McEnany also brought up a lengthy Washington Post profile on DeSantis' wife Casey, who she called “a real rock star.”
“The best they could come up with in the liberal Washington Post, there are three things Ron DeSantis likes to talk about, the Constitution, baseball, and golf,” she said. “I think that's most men in this country.”
Another Post article, about DeSantis donors lending him a golf simulator and providing flights to political events, moved on the newspaper's website more than seven hours before the interview and was not brought up.
To be fair, Trump has faced his share of friendly interviewers on Fox, including Carlson and Mark Levin. Sean Hannity, who offered Trump advice when he was in the White House, hosted the former president for a town hall on June 1. DeSantis has also appeared on “Fox & Friends” and was interviewed by former GOP congressman Trey Gowdy the night he announced his candidacy.
Fox has had a rough two months since the Dominion settlement. Carlson's firing, for reasons never publicly unexplained, cut sharply into the network's audience, some of which decamped to rival Newsmax. Carlson reached an average of 3.25 million viewers in his time slot from January through March, and subsequent substitute hosts are far below that.
Brian Kilmeade reached 2.41 million when Trump's post-indictment speech was carried live on June 13, but averaged only 1.57 million viewers in Carlson's old time slot the next three nights, the Nielsen company said.
That same night, a message referring to President Joe Biden as a “wannabe dictator” appeared on Fox's screen, costing two of Carlson's former producers their jobs. This week, Geraldo Rivera quit as a panelist on the popular show “The Five,” saying he was tired of the political combat.
Still, Republican candidates have appeared for interviews on Fox a staggering 160 times this year, 15 already this week, the network said. The most frequent is entrepreneur Vivek Ramaswamy, who has been on 76 times. Democrats Robert F. Kennedy Jr. and Marianne Williamson have been on 18 times.
There are more media outlets appealing to Republicans than ever, said talk show host Erick Erickson. Ben Shapiro's “Daily Wire” has been successful in reaching young people who don't watch television as much as their elders, and the rapid increase in cable cord-cutters is ominous for media executives.
Fox still reaches the most conservatives in the country, he said.
“They're not as dominant as they once were but that doesn't mean that they're not dominant,” Erickson said.

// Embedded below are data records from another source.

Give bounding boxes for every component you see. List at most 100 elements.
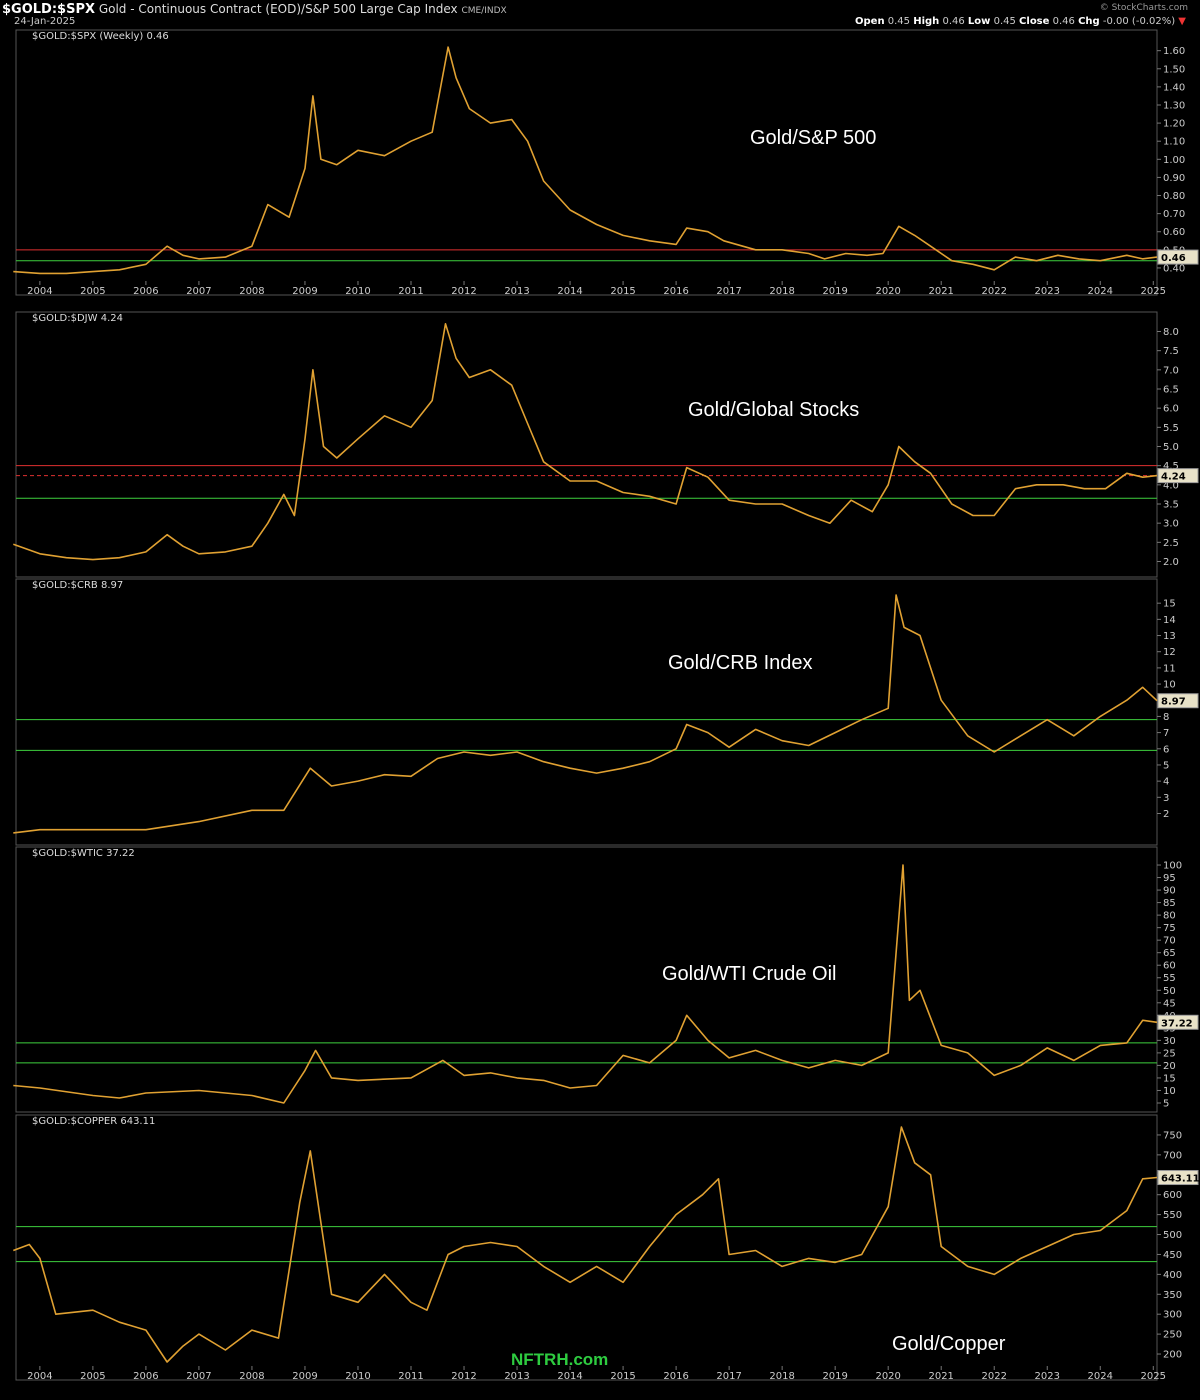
series-line	[13, 46, 1158, 275]
y-tick-label: 60	[1163, 961, 1176, 972]
y-tick-label: 0.80	[1163, 191, 1185, 202]
x-tick-label: 2019	[822, 1371, 847, 1382]
y-tick-label: 400	[1163, 1270, 1182, 1281]
y-tick-label: 3.5	[1163, 500, 1179, 511]
y-tick-label: 7	[1163, 728, 1169, 739]
y-tick-label: 5.0	[1163, 442, 1179, 453]
x-tick-label: 2007	[186, 1371, 211, 1382]
x-tick-label: 2021	[928, 286, 953, 297]
y-tick-label: 4.5	[1163, 461, 1179, 472]
y-tick-label: 1.60	[1163, 46, 1185, 57]
y-tick-label: 550	[1163, 1210, 1182, 1221]
x-tick-label: 2023	[1035, 286, 1060, 297]
x-tick-label: 2015	[610, 286, 635, 297]
last-value-text: 37.22	[1161, 1018, 1193, 1029]
chg-value: -0.00 (-0.02%)	[1102, 16, 1176, 27]
y-tick-label: 1.40	[1163, 82, 1185, 93]
x-tick-label: 2014	[557, 1371, 582, 1382]
y-tick-label: 1.20	[1163, 119, 1185, 130]
x-tick-label: 2014	[557, 286, 582, 297]
panel-5-label: $GOLD:$COPPER 643.11	[32, 1116, 156, 1127]
chart-header: $GOLD:$SPX Gold - Continuous Contract (E…	[0, 0, 1200, 30]
x-tick-label: 2023	[1035, 1371, 1060, 1382]
x-tick-label: 2015	[610, 1371, 635, 1382]
y-tick-label: 75	[1163, 923, 1176, 934]
panel-frame	[15, 311, 1158, 578]
open-label: Open	[855, 16, 885, 27]
x-tick-label: 2025	[1141, 1371, 1166, 1382]
annotation-gold-wti: Gold/WTI Crude Oil	[662, 963, 837, 985]
panel-frame	[15, 29, 1158, 296]
y-tick-label: 10	[1163, 680, 1176, 691]
series-line	[13, 864, 1158, 1104]
x-tick-label: 2024	[1088, 286, 1113, 297]
y-tick-label: 250	[1163, 1330, 1182, 1341]
y-tick-label: 350	[1163, 1290, 1182, 1301]
x-tick-label: 2022	[982, 1371, 1007, 1382]
last-value-badge	[1157, 468, 1199, 484]
x-tick-label: 2013	[504, 1371, 529, 1382]
chart-date: 24-Jan-2025	[14, 16, 76, 27]
last-value-badge	[1157, 1014, 1199, 1030]
y-tick-label: 12	[1163, 647, 1176, 658]
x-tick-label: 2005	[80, 1371, 105, 1382]
y-tick-label: 2.5	[1163, 538, 1179, 549]
y-tick-label: 95	[1163, 873, 1176, 884]
y-tick-label: 50	[1163, 986, 1176, 997]
x-tick-label: 2012	[451, 286, 476, 297]
x-tick-label: 2009	[292, 286, 317, 297]
y-tick-label: 80	[1163, 911, 1176, 922]
y-tick-label: 0.60	[1163, 227, 1185, 238]
annotation-gold-crb: Gold/CRB Index	[668, 652, 813, 674]
x-tick-label: 2016	[663, 1371, 688, 1382]
y-tick-label: 1.30	[1163, 100, 1185, 111]
high-value: 0.46	[942, 16, 965, 27]
x-tick-label: 2006	[133, 1371, 158, 1382]
x-tick-label: 2013	[504, 286, 529, 297]
y-tick-label: 3.0	[1163, 519, 1179, 530]
last-value-text: 643.11	[1161, 1174, 1200, 1185]
panel-3-label: $GOLD:$CRB 8.97	[32, 580, 124, 591]
y-tick-label: 15	[1163, 599, 1176, 610]
chart-title: $GOLD:$SPX Gold - Continuous Contract (E…	[2, 2, 507, 17]
y-tick-label: 200	[1163, 1350, 1182, 1361]
y-tick-label: 2	[1163, 809, 1169, 820]
x-tick-label: 2008	[239, 1371, 264, 1382]
x-tick-label: 2018	[769, 1371, 794, 1382]
credit-text: © StockCharts.com	[1099, 3, 1188, 13]
x-tick-label: 2020	[875, 286, 900, 297]
y-tick-label: 85	[1163, 898, 1176, 909]
x-tick-label: 2006	[133, 286, 158, 297]
y-tick-label: 2.0	[1163, 557, 1179, 568]
panel-frame	[15, 1114, 1158, 1381]
x-tick-label: 2010	[345, 286, 370, 297]
series-line	[13, 594, 1158, 834]
x-tick-label: 2012	[451, 1371, 476, 1382]
y-tick-label: 100	[1163, 861, 1182, 872]
open-value: 0.45	[887, 16, 911, 27]
ohlc-readout: Open 0.45 High 0.46 Low 0.45 Close 0.46 …	[855, 16, 1186, 27]
y-tick-label: 8.0	[1163, 327, 1179, 338]
x-tick-label: 2004	[27, 1371, 52, 1382]
y-tick-label: 6.0	[1163, 404, 1179, 415]
x-tick-label: 2025	[1141, 286, 1166, 297]
y-tick-label: 5	[1163, 1098, 1169, 1109]
y-tick-label: 65	[1163, 948, 1176, 959]
y-tick-label: 1.10	[1163, 137, 1185, 148]
y-tick-label: 55	[1163, 973, 1176, 984]
y-tick-label: 600	[1163, 1190, 1182, 1201]
last-value-text: 0.46	[1161, 253, 1186, 264]
description: Gold - Continuous Contract (EOD)/S&P 500…	[98, 2, 458, 16]
y-tick-label: 700	[1163, 1150, 1182, 1161]
x-tick-label: 2010	[345, 1371, 370, 1382]
exchange: CME/INDX	[461, 6, 507, 16]
watermark: NFTRH.com	[511, 1350, 609, 1369]
y-tick-label: 1.00	[1163, 155, 1185, 166]
y-tick-label: 1.50	[1163, 64, 1185, 75]
y-tick-label: 20	[1163, 1061, 1176, 1072]
close-value: 0.46	[1052, 16, 1075, 27]
y-tick-label: 5.5	[1163, 423, 1179, 434]
series-line	[13, 1126, 1158, 1363]
y-tick-label: 8	[1163, 712, 1169, 723]
series-line	[13, 323, 1158, 561]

Despite its troubles, Fox retains a powerful agenda-setting role. It is particularly visible in the wake of Trump's indictment with the number of commentators who have been attacking the U.S. justice system, noted CNN media writer Oliver Darcy.
“Newsrooms often focus on what lawmakers are saying, but the popular talk show hosts have far more influence over the GOP base,” Darcy wrote. “And they're priming a large portion of the country to believe the government is being run by a menacing anti-democratic force and that law and order no longer exists.”
Many in conservative media are watching closely to see if it becomes clear that a majority of Fox personalities are favoring one candidate or another, in large part to attract attention by going in another direction, Erickson said.
“People feel there is chum in the water and the sharks are circling,” he said.